Taïwan serait donc « une belle affaire » à entrer dans le giron de la République Populaire, non seulement en raison de ses talents technologiques et commerciaux, mais aussi parce qu’elle restituerait une grande partie de la légende chinoise, celle de l’Empire du Milieu et de ses finesses culturelles. Par ailleurs, dans le cadre du déploiement maritime de l’OBOR, l’île est le verrou nord de la mer de Chine méridionale, la péninsule indochinoise, la Malaisie et Singapour. La ville-état est également dans le viseur du Parti : il n’est pas exclu que d’ici à 50 ou 60 ans elle se retrouve dans le giron « d’une seule Chine ». Sa besogneuse population est à 80 % due aux vagues successives d’immigrants chinois, les liens sont nombreux ; la crise de 2008 a permis l’entrée de Beijing dans l’économie du plus grand port d’Asie du sud-est, de ses banques et de ses entreprises. La pénétration est la même que celle pratiquée pour Hong Kong ou ailleurs… en Australie par exemple : avancer ses pions lentement, en commençant par la culture, les universités, la banque, le commerce gros ou petit, organiser des fêtes et des concerts, envoyer des containers entiers de cosmétiques, de vêtements et de battes de cricket ou de base ball…

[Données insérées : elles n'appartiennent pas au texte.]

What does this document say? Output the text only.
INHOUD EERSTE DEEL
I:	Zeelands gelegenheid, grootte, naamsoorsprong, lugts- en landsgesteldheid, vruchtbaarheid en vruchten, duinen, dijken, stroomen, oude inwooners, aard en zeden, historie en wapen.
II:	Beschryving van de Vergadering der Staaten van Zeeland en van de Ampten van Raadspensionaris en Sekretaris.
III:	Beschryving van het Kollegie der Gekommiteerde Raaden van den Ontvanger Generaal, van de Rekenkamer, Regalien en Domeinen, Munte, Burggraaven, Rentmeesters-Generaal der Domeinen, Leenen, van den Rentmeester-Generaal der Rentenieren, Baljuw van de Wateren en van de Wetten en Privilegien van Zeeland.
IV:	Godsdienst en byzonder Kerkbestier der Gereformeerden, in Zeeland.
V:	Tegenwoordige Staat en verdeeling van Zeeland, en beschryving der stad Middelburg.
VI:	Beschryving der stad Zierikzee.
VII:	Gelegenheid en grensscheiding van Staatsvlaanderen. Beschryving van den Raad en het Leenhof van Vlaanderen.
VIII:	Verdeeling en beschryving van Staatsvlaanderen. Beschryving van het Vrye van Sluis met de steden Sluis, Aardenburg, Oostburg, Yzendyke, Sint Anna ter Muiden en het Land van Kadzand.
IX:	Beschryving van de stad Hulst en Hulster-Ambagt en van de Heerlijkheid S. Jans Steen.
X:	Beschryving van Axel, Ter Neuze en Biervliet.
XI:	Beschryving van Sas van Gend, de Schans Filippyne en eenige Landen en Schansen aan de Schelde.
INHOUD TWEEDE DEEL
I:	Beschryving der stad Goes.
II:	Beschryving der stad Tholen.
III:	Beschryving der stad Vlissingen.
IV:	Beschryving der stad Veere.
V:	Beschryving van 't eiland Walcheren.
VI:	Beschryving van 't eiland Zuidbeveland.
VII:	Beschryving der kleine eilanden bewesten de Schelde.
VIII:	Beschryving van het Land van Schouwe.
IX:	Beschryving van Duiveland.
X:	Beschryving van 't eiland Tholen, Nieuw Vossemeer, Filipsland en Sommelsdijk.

Donc, entre le Non jamais et le Oui peut être, Taïwan navigue dans l’incertitude au gré des majorités électorales.
La prochaine présidentielle aura lieu en 2020, c’est à dire demain. L’allié et protecteur Nord Américain pèse très lourd, est capable d’un revirement hostile ou d’engager un bras de fer avec le Parti. De fait, la stabilité est politiquement fragile, économiquement bonne, humainement vulnérable. L’enjeu est de taille, et tout acte franchement hostile embraserait la totalité de l’Asie du Sud Est, et peut être plus loin. Cela étant la doctrine n’a pas changé d’un iota depuis 1949 : « …la Chine Une et indivisible ».
Elle s’appuie aussi, désormais sur l’adage de DenXiaoping : « La pauvreté n’est pas le socialisme, s’enrichir est glorieux ».
Françoise Thibaut
Professeur des Universités, membre correspondant de l’Institut de France (ASMP)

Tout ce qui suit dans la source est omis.